TriMet currently operates the 11th largest public transit bus fleet in the United States, with 658 buses total. 97 percent of these are standard 40-foot diesel buses around an average of seven years old. According to TriMet, these diesel buses have historically been cost-effective and reliable. On a full tank of fuel, they have sufficient range for any typical service route and can be refueled in minutes. However, the agency admits that “even low-emission buses running on a biodiesel blended fuel still rely on fossil fuels that generate emissions, contributing to climate change.”

While the company acknowledges the pitfalls of diesel fuel, they also claim that its riders avoid an estimated 210,000 car trips annually by using public transit.

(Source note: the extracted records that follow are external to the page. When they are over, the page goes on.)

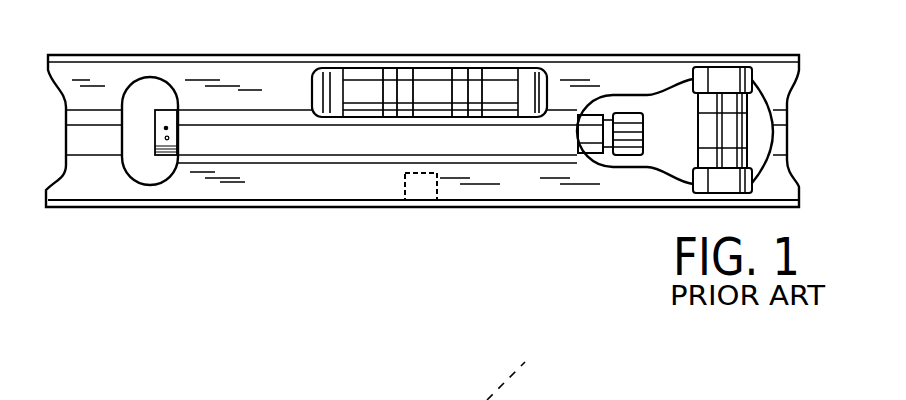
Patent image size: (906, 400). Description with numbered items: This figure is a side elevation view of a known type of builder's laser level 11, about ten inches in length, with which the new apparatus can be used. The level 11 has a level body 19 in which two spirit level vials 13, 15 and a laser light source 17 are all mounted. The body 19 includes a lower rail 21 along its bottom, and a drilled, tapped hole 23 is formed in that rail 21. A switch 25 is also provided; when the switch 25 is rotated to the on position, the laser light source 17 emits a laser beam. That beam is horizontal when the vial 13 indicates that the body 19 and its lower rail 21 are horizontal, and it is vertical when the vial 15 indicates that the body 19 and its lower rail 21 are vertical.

The level 11 is at (265, 72).
The spirit level vial 13 is at (495, 80).
The spirit level vial 15 is at (737, 132).
The laser light source 17 is at (163, 112).
The level body 19 is at (630, 83).
The lower rail 21 is at (232, 203).
The drilled, tapped hole 23 is at (417, 207).
The switch 25 is at (628, 147).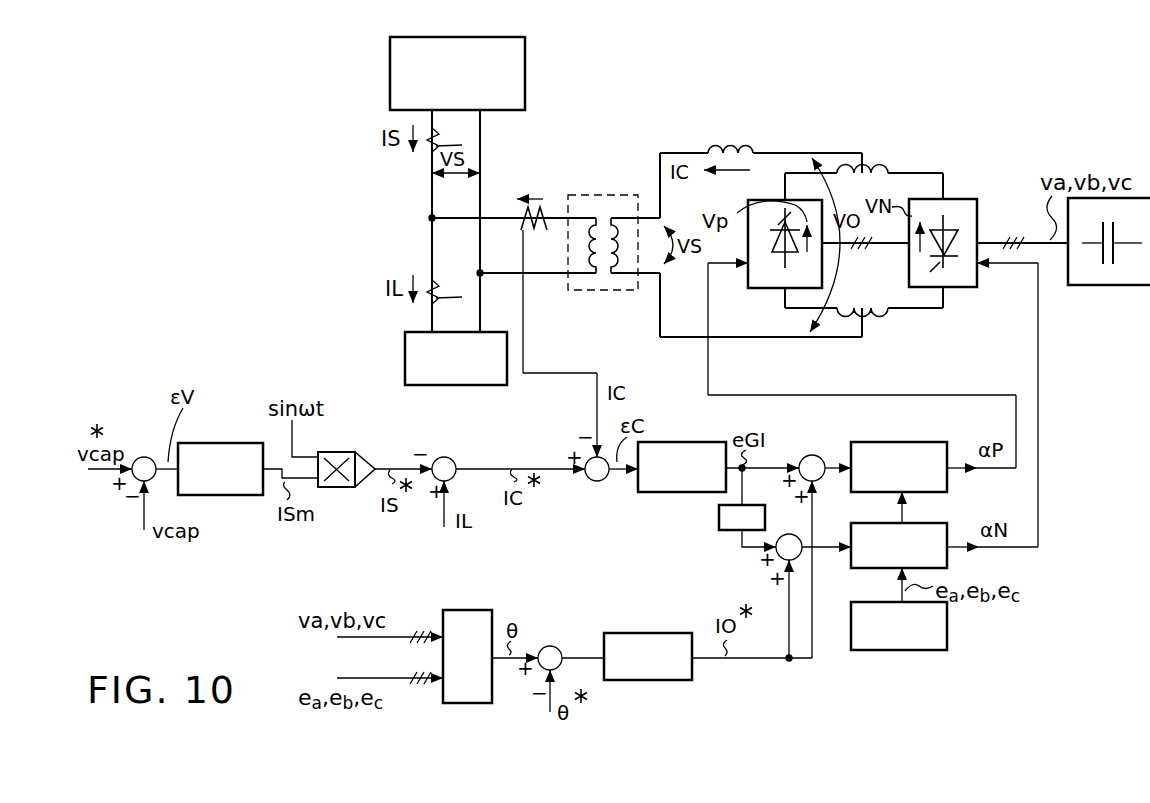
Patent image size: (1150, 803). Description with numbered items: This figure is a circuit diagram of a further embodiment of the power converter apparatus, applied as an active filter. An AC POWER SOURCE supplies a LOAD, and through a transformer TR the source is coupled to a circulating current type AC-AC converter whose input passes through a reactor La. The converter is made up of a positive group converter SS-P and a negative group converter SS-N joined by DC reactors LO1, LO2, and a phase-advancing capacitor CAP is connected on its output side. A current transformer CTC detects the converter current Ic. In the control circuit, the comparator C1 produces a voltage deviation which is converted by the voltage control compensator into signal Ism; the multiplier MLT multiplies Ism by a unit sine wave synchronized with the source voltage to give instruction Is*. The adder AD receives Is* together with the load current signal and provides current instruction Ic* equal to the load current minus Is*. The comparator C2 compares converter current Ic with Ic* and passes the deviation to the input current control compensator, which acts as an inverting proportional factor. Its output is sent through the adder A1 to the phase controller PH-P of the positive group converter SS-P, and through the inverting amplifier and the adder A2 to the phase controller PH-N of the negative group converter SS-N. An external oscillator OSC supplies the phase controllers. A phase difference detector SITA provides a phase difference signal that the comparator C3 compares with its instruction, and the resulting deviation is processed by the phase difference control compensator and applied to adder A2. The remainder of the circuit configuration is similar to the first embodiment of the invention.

The AC power source AC POWER SOURCE is at (457, 73).
The load device LOAD is at (456, 358).
The current transformer CTC is at (550, 209).
The transformer TR is at (603, 230).
The AC reactor La is at (722, 147).
The DC reactor LO1 is at (868, 172).
The DC reactor LO2 is at (864, 314).
The positive group converter SS-P is at (774, 200).
The negative group converter SS-N is at (962, 199).
The phase-advancing capacitor CAP is at (1106, 286).
The comparator C1 is at (141, 456).
The multiplier MLT is at (349, 452).
The adder AD is at (444, 457).
The comparator C2 is at (597, 483).
The adder A1 is at (812, 455).
The adder A2 is at (789, 534).
The phase controller PH-P is at (899, 467).
The phase controller PH-N is at (899, 545).
The external oscillator OSC is at (899, 626).
The phase difference detector SITA is at (468, 610).
The comparator C3 is at (552, 641).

TriMet claims that the introduction of battery-electric buses will cut emissions even further, reducing their carbon output by 100 to 140 tons per year when compared to diesel vehicles. “TriMet’s commitment to a zero-emissions bus fleet by 2040 and support of wind power put the agency and our region at the forefront of a cleaner future,” Doug Kelsey, TriMet’s general manager, said in a statement.

Planners estimate that TriMet’s goal to shift their bus fleet away from diesel by 2040 will cost roughly 500 million dollars. TriMet was awarded a 3.4 million dollar grant last August from the Federal Transit Administration (FTA) to purchase five currently active buses that run on 100 percent renewable energy. In September 2018, the board also approved a plan to buy up to 80 additional buses in the next five or six years.

Many countries, including China, have implemented electric buses into their transit systems in recent years. TriMet has announced that moving forward, they are looking into other non-diesel power alternatives including hydrogen fuel cell power and natural gas. TriMet spokesperson Roberta Altstadt asserts that Portland’s progressive view of transportation makes it an ideal place to test out these new forms of power.

TriMet is planning to deploy the electric buses on “routes hit hardest by transportation pollution,” said Meredith Connolly, director of the nonprofit Oregon Climate Solutions, at the April 16 bus unveiling. Transportation-related pollution has been an especially serious problem for neighborhoods east of 82nd, such as Lents.

TriMet has agreed to pay 228.75 dollars a month to Portland General Electric for the use of wind power. At least one fourth of energy is “guaranteed” to be sourced from Pacific Northwest wind farms. According to Kelsey, the introduction of electric buses marks just the beginning of a very complex journey for TriMet.